Beim Aufräumen habe ich sie gefunden: die Rundtelefonliste der Gymnasialklasse 4DE, Abschluss 1996. Ganze 23 Jahre ist mein Gymi-Abschluss nun her. In den ganzen Jahren hat es seither folgende Anzahl von Klassentreffen gegeben: NULL.
Dabei war es eine gute Klasse, sehr heterogen, so dass jeder Freunde oder Freundinnen haben konnte. Wir mochten uns alle manchmal mehr oder manchmal weniger und hatten tolle gemeinsame, intensive vier Jahre. Nur nimmt es niemand von uns in die Hand, mit der alten Truppe eine 90er-Jahre-Revival-Party anzusetzen.
Aus der Klasse wurden einige Ärzte. Manchmal frage ich mich, warum ich beruflich nie mit ihnen zu tun habe. Mein ehemals bester Freund ist nach Hongkong ausgewandert und arbeitet dort als hohes Tier in der Finanzbranche. Eine Schulkameradin lebt in Amerika. Einer ist beim Zirkus. Ein paar Kontakte habe ich noch via Facebook oder Linkedin, wo wir uns gegenseitig folgen bzw. vernetzt sind.

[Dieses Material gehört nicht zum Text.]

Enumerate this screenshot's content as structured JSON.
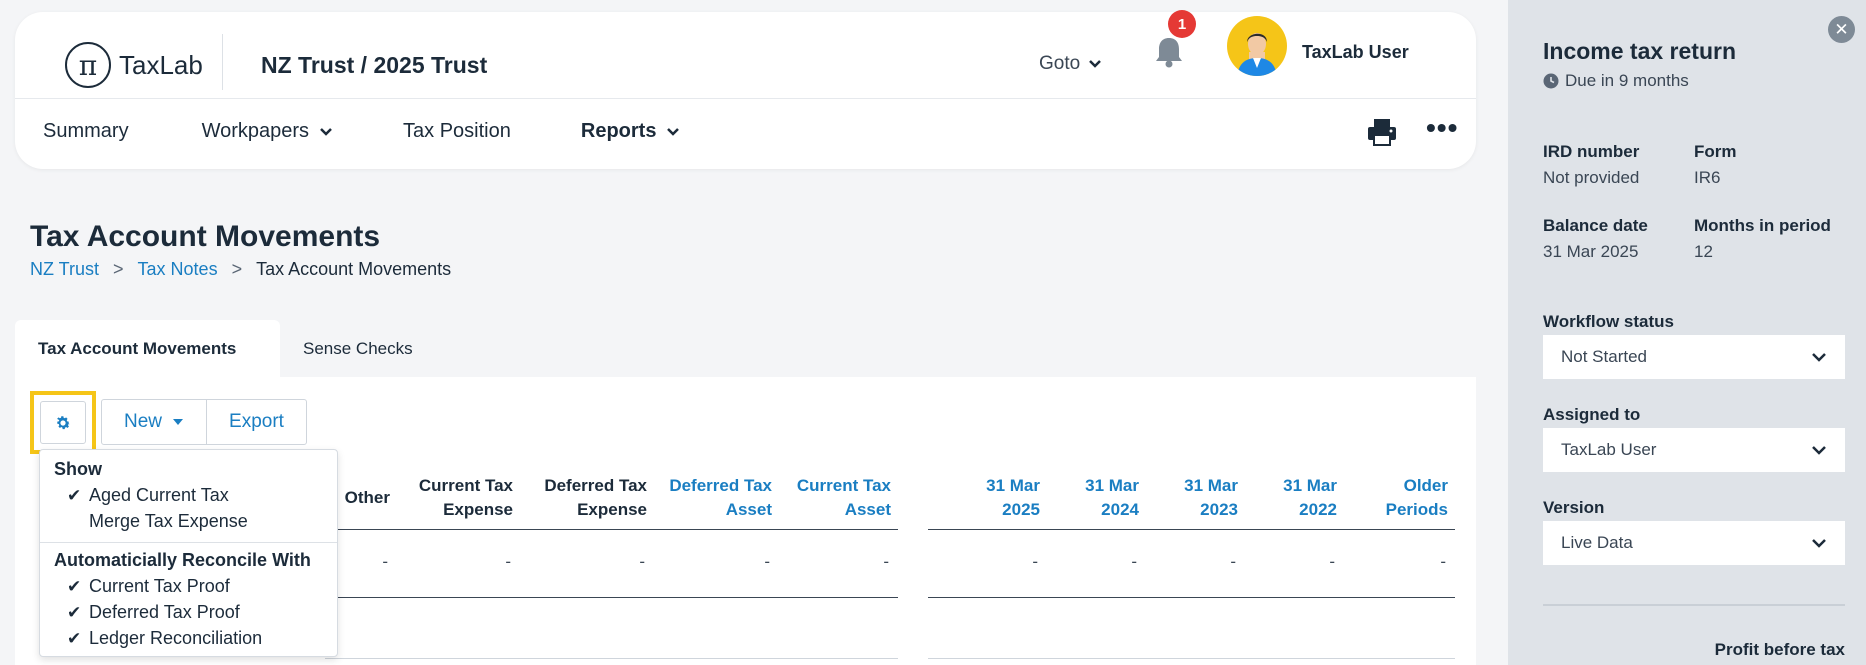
{
  "header": {
    "logo_text": "TaxLab",
    "entity_title": "NZ Trust / 2025 Trust",
    "goto_label": "Goto",
    "notification_count": "1",
    "user_name": "TaxLab User"
  },
  "nav": {
    "items": [
      {
        "label": "Summary"
      },
      {
        "label": "Workpapers"
      },
      {
        "label": "Tax Position"
      },
      {
        "label": "Reports"
      }
    ]
  },
  "page": {
    "title": "Tax Account Movements",
    "breadcrumb": [
      "NZ Trust",
      ">",
      "Tax Notes",
      ">",
      "Tax Account Movements"
    ]
  },
  "tabs": [
    {
      "label": "Tax Account Movements"
    },
    {
      "label": "Sense Checks"
    }
  ],
  "toolbar": {
    "new_label": "New",
    "export_label": "Export"
  },
  "settings_menu": {
    "show_heading": "Show",
    "show_items": [
      {
        "label": "Aged Current Tax",
        "checked": true
      },
      {
        "label": "Merge Tax Expense",
        "checked": false
      }
    ],
    "reconcile_heading": "Automaticially Reconcile With",
    "reconcile_items": [
      {
        "label": "Current Tax Proof",
        "checked": true
      },
      {
        "label": "Deferred Tax Proof",
        "checked": true
      },
      {
        "label": "Ledger Reconciliation",
        "checked": true
      }
    ]
  },
  "table": {
    "columns": [
      {
        "line1": "",
        "line2": "Other"
      },
      {
        "line1": "Current Tax",
        "line2": "Expense"
      },
      {
        "line1": "Deferred Tax",
        "line2": "Expense"
      },
      {
        "line1": "Deferred Tax",
        "line2": "Asset"
      },
      {
        "line1": "Current Tax",
        "line2": "Asset"
      },
      {
        "line1": "31 Mar",
        "line2": "2025"
      },
      {
        "line1": "31 Mar",
        "line2": "2024"
      },
      {
        "line1": "31 Mar",
        "line2": "2023"
      },
      {
        "line1": "31 Mar",
        "line2": "2022"
      },
      {
        "line1": "Older",
        "line2": "Periods"
      }
    ],
    "row": [
      "-",
      "-",
      "-",
      "-",
      "-",
      "-",
      "-",
      "-",
      "-",
      "-"
    ]
  },
  "side_panel": {
    "title": "Income tax return",
    "due": "Due in 9 months",
    "ird_label": "IRD number",
    "ird_value": "Not provided",
    "form_label": "Form",
    "form_value": "IR6",
    "balance_label": "Balance date",
    "balance_value": "31 Mar 2025",
    "months_label": "Months in period",
    "months_value": "12",
    "workflow_label": "Workflow status",
    "workflow_value": "Not Started",
    "assigned_label": "Assigned to",
    "assigned_value": "TaxLab User",
    "version_label": "Version",
    "version_value": "Live Data",
    "profit_label": "Profit before tax"
  },
  "colors": {
    "accent_blue": "#1a7ec2",
    "highlight_yellow": "#f5c518",
    "badge_red": "#e53935"
  }
}
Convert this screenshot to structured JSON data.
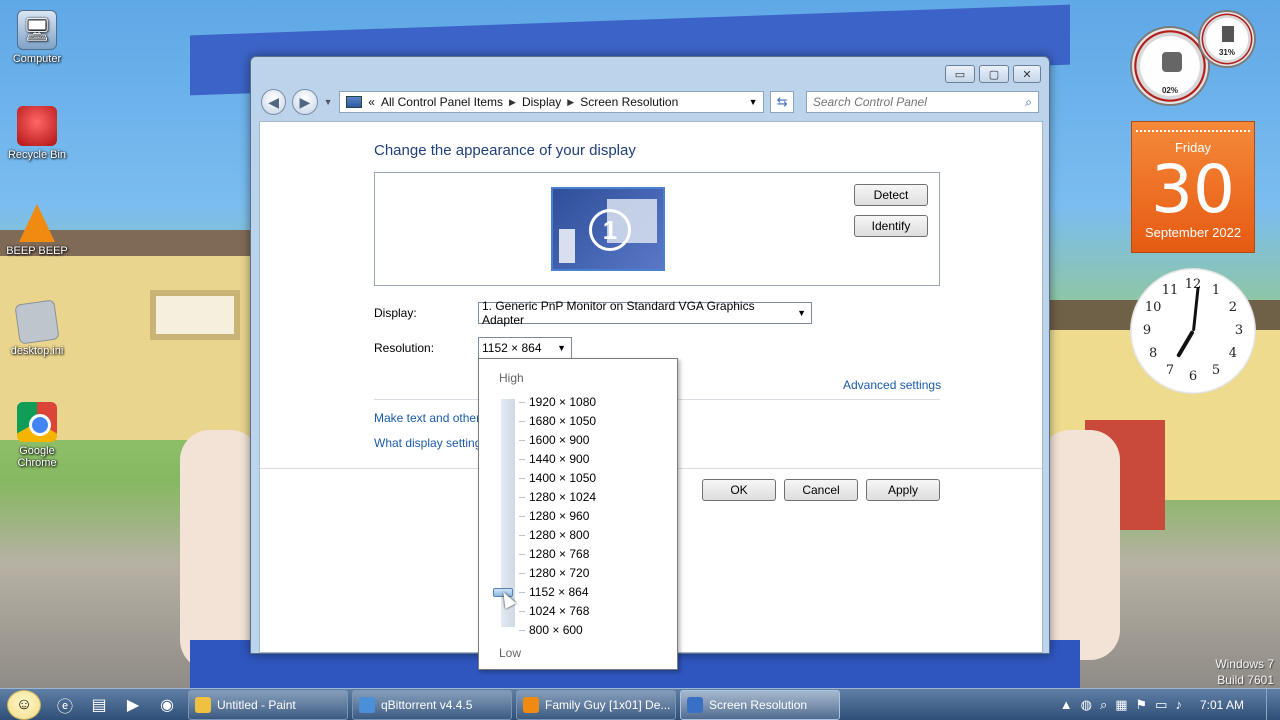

In mir drin finde ich immer wieder mal den Wunsch, meine alten Klassenkameraden wiederzusehen. So als stünde ich vor der Pensionierung. Oder vor der Himmelspforte. Was ist aus der Klassenstreberin geworden? Was aus dem Klassenclown? (Eben nicht der Clown!!) Leben überhaupt noch alle? Wie ist es ihnen ergangen?
Und die Frage aller Fragen: Bin ich geworden, was ich hätte werden sollen?
Ich wollte Schriftstellerin werden, und eine berühmte noch dazu. Deutsch war mein Leistungsfach, und mir wurde eine Schriftstellerkarriere vorhergesagt. Naja zumindest wurde ich von den Lehrern ermutigt, diesen Weg weiterzugehen. Ich war so, so, so überzeugt, dass ich es schaffen würde. Dieser jugendliche Zauber der Überlegenheit war mir inne.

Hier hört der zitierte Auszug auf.